On the Smoothed Complexity of Combinatorial Local Search

We propose a unifying framework for smoothed analysis of combinatorial local optimization problems and show how a diverse selection of problems within the complexity class PLS can be cast within this model. This abstraction allows us to identify key structural properties, and corresponding parameters, that determine the smoothed running time of local search dynamics. We formalize this via a black-box tool that provides concrete bounds on the expected maximum number of steps needed until local search reaches an exact local optimum. This bound is particularly strong, in the sense that it holds for any starting feasible solution, any choice of pivoting rule, and does not rely on the choice of specific noise distributions that are applied on the input, but it is parameterized by just a global upper bound $\phi$ on the probability density. We then demonstrate the power of this tool by instantiating it for various PLS-hard problems to derive efficient smoothed running times. This not only unifies, and greatly simplifies, prior existing positive results, but also allows us to extend or improve them. Notable problems on which we provide such a contribution are Max-Cut, the Travelling Salesman problem, and Network Coordination Games.

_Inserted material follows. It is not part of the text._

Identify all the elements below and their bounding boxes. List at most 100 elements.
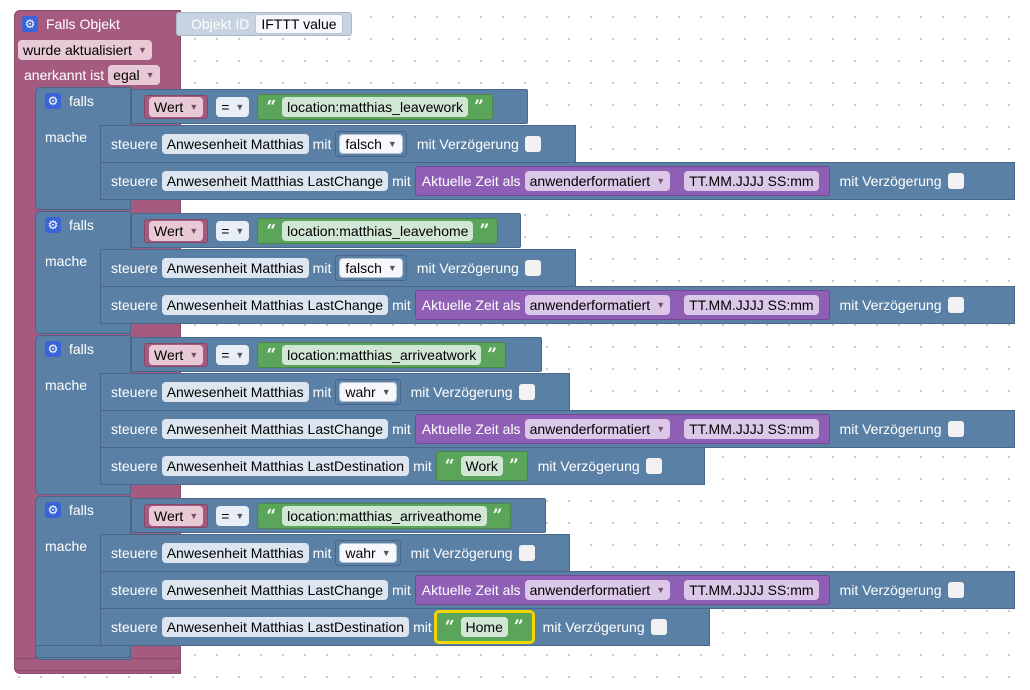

Additionally, in this paper we propose novel smoothed analysis formulations, and prove polynomial smoothed running times, for important local optimization problems that have not been studied before from this perspective. Importantly, we provide an extensive study of the problem of finding pure Nash equilibria in general and Network Congestion Games under various representation models, including explicit, step-function, and polynomial latencies. We show that all the problems we study can be solved by their standard local search algorithms in polynomial smoothed time on PLS-hard instances in which these algorithms have exponential worst-case running time.